Times change.
It looks like the former City of Lockport's Director of Youth and Recreation, Melissa I. Junke, once at the heart of a city credit card investigation, has lost her chance to sue the city.
And the sudden resignation of her cousin, former Mayor Michael Tucker, on Friday, Feb. 21, 2014, in order, he said, to access more lucrative opportunities in the private sector, has led to him accepting work as a driver for Timkey Limousine, a limo service and airport shuttle, based in Lockport.
As for her lawsuits, on May 28, 2015, the state Division of Human Rights determined that Junke, who lost her $57,000 a year job as Lockport Youth and Recreation Director when the position was eliminated, has no probable cause and therefore no case to bring against the City of Lockport for unlawful discrimination.
The Human Rights Division found that Junke’s dismissal was based on the city’s financial situation and not discrimination.

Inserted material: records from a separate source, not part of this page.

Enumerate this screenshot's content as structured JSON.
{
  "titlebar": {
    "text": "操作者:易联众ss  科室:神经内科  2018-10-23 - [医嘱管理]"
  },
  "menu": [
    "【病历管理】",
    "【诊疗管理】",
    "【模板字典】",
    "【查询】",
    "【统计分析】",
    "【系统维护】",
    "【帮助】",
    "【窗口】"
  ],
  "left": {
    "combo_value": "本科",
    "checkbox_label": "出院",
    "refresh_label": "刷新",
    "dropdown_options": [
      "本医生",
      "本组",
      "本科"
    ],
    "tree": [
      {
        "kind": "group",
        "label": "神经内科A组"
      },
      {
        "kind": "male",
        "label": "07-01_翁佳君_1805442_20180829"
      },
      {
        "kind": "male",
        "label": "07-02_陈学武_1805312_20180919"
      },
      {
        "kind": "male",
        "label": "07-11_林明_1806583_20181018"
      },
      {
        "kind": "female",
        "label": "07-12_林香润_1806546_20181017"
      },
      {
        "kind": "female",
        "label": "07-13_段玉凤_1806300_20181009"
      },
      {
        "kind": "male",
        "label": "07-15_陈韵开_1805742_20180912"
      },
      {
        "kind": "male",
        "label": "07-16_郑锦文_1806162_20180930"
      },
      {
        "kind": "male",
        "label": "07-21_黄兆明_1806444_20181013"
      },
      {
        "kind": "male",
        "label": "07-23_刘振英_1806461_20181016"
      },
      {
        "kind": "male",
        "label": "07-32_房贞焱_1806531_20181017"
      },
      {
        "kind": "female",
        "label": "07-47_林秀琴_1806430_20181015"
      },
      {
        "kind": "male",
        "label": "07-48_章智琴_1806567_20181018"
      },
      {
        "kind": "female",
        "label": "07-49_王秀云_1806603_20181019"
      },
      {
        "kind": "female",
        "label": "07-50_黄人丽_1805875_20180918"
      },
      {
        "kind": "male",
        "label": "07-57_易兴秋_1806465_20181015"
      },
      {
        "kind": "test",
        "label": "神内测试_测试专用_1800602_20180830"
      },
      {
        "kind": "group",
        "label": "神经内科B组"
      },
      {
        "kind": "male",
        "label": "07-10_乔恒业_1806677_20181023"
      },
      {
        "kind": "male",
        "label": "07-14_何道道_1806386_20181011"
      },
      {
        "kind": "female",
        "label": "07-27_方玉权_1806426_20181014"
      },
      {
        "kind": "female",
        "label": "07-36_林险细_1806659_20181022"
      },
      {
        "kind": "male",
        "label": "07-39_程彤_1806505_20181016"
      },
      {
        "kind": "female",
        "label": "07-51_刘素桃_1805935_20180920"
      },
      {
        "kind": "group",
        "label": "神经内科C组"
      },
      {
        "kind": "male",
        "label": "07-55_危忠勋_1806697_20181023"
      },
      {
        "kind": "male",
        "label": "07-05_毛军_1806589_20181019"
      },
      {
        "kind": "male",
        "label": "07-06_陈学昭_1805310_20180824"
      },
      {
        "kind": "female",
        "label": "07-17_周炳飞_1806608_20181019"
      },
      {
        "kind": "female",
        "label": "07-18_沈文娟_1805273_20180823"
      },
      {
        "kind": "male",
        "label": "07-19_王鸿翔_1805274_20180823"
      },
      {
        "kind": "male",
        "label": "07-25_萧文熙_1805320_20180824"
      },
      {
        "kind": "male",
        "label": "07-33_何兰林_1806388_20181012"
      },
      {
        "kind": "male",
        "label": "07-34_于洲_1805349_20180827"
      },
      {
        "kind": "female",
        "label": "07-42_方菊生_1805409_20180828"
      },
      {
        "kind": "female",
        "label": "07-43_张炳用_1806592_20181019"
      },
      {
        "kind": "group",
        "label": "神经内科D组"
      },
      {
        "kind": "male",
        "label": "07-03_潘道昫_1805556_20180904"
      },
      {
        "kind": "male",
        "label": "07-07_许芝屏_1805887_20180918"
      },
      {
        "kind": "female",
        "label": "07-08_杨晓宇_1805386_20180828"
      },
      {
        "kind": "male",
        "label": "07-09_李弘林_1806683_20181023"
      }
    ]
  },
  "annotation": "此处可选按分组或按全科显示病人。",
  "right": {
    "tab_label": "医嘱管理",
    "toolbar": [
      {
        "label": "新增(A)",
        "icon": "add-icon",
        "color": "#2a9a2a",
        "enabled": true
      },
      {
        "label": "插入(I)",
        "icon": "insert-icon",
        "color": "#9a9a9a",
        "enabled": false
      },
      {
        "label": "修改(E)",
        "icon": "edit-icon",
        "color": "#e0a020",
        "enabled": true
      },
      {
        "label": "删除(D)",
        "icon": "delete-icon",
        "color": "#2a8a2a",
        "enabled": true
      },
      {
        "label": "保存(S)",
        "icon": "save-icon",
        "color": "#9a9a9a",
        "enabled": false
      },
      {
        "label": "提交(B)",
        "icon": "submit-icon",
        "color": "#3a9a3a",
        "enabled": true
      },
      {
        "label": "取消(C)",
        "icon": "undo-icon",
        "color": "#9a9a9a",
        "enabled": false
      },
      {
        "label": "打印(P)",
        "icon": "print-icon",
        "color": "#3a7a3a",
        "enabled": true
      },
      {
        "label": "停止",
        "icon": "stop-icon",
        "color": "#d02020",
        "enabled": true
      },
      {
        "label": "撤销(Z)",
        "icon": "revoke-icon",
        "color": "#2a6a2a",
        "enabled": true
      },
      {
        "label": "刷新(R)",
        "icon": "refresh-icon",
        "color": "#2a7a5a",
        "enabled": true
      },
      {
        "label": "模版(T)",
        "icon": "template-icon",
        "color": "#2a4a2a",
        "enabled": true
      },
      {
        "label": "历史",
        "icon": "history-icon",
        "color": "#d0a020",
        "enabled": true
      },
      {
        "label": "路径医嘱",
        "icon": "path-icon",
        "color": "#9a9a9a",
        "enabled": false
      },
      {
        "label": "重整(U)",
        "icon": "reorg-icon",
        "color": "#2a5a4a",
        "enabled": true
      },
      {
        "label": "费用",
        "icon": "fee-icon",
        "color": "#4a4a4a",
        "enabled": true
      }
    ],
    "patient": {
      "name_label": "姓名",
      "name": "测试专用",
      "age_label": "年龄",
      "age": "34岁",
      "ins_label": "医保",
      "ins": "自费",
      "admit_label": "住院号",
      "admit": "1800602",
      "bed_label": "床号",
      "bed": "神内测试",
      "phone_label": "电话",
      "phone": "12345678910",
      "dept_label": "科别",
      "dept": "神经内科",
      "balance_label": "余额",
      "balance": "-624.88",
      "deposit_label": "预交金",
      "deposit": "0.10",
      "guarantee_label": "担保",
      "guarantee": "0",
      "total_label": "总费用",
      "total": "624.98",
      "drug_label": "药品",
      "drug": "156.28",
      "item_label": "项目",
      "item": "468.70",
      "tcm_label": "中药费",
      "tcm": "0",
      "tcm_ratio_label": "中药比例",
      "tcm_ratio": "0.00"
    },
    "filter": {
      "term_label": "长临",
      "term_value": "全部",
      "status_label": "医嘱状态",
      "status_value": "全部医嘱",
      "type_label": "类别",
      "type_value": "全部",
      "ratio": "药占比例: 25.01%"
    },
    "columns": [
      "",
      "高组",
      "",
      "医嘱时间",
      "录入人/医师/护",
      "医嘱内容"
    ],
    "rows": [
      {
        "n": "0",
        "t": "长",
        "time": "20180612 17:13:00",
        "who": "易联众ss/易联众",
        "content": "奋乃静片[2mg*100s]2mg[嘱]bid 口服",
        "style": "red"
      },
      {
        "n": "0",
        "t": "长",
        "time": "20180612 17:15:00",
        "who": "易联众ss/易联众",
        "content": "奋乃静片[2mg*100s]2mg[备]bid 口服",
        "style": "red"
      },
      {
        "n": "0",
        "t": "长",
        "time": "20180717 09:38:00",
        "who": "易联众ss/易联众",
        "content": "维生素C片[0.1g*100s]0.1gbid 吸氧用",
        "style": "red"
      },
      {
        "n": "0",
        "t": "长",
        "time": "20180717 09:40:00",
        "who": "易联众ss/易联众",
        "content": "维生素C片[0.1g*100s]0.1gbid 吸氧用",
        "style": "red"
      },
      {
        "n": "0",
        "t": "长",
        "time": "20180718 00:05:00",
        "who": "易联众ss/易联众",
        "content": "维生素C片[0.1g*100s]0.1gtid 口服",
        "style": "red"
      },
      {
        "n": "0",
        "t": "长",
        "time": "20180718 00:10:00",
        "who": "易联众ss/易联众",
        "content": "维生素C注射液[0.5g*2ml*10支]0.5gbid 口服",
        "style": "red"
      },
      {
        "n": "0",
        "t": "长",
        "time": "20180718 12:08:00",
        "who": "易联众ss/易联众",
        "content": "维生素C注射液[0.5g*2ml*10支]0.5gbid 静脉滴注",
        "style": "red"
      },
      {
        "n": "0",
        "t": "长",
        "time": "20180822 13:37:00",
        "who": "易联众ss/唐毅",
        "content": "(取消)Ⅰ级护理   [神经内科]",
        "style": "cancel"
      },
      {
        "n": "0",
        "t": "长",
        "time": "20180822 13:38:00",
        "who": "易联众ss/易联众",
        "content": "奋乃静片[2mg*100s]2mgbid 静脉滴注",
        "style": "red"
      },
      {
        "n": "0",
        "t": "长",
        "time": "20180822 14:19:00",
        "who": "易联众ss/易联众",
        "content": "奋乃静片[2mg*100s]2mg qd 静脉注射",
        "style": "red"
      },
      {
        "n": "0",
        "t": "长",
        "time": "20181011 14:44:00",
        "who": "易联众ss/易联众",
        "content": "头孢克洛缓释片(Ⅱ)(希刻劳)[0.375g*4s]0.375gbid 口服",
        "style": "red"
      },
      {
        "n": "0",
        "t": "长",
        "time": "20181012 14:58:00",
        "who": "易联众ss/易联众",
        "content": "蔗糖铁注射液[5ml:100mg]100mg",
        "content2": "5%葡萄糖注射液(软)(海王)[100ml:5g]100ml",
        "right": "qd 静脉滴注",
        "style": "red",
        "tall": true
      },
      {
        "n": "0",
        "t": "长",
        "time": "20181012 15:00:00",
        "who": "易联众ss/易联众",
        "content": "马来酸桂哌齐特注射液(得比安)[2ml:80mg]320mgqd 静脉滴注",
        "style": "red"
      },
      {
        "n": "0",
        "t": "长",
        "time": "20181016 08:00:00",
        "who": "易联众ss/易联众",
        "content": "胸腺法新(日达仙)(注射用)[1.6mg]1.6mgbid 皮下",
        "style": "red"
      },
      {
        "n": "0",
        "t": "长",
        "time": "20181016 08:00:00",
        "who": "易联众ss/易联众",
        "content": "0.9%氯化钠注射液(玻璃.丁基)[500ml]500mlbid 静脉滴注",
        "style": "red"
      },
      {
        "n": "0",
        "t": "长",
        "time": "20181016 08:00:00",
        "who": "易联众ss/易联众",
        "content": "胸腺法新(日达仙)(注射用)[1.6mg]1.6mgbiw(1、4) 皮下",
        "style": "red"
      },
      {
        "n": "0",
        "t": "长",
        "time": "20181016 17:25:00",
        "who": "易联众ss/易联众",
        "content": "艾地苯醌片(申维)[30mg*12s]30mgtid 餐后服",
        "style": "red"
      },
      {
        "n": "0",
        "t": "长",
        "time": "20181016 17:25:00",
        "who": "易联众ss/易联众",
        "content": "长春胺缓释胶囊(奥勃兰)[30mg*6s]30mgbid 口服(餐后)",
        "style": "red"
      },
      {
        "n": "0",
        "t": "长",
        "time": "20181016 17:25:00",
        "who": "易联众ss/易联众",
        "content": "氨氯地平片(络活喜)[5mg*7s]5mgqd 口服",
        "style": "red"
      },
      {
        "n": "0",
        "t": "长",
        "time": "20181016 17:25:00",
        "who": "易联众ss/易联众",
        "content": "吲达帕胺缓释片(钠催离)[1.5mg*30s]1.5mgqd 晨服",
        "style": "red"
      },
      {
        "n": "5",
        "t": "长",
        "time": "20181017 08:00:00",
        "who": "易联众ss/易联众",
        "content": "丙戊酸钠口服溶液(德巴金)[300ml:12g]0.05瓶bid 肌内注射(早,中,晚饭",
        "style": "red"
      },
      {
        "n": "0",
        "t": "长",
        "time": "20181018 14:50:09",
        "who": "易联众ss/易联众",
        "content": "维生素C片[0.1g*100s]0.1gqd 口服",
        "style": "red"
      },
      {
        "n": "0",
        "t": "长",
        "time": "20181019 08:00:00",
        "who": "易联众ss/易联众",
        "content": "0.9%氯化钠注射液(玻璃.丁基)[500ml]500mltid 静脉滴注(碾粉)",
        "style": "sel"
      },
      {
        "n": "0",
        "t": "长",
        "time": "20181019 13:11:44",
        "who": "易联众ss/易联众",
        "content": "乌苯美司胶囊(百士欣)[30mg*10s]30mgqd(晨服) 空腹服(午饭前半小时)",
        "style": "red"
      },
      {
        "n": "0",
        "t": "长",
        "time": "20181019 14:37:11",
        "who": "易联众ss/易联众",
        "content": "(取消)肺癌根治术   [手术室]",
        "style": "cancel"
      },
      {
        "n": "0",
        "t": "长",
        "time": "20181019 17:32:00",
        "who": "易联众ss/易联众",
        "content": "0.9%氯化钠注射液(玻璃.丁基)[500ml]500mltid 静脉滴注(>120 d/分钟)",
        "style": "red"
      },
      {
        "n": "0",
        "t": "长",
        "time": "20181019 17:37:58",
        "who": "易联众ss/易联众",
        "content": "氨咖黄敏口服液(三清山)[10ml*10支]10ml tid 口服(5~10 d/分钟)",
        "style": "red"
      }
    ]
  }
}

Without revealing the nature of what, if any, evidence Junke submitted supporting her claims of sexual harassment by one or more city officials, the Human Rights Division concluded that nothing she may have submitted was filed within the required one year of date of occurrence time limitation.
Junke also chose not to commence a timely lawsuit against the city in state supreme court relative to the city making public her role in the use of a city credit card that helped fund a private event.
Junke filed a notice of claim against the city but the time bar for her to file a lawsuit expired in May.
Back in June 2013, Junke used then Mayor Mike Tucker's city credit card to pay $9080 in expenses for a fund raising event for her Youth and Recreation Department.
The event, a golf tournament followed by dinner at Lock 34 Bar & Grille, a restaurant owned by her brother, failed to raise enough funds to pay back the credit card.
The City Council announced it had begun an investigation of the possible improper credit card use by an unnamed employee in February 2014.
Within hours, Buffalo News reporter Thomas Prohaska reported that Junke was the target of the investigation.
Within a month Junke slipped on ice and went on workers compensation - never to return to her duties, and Tucker abruptly resigned on less than 24 hours’ notice.
When Tucker resigned he told the Lockport Union- Sun & Journal, "I want to go into the private sector. When an opportunity knocks, you have to seize it."
Four months later while Junke was still out on compensation, the council decided to eliminate her job.
Today, her chances of vindication through the process of litigation are seemingly gone.
A call to Tucker at Timkey Limo went unanswered.
The dispatcher said that Tucker was unavailable since he was driving Limo at the time.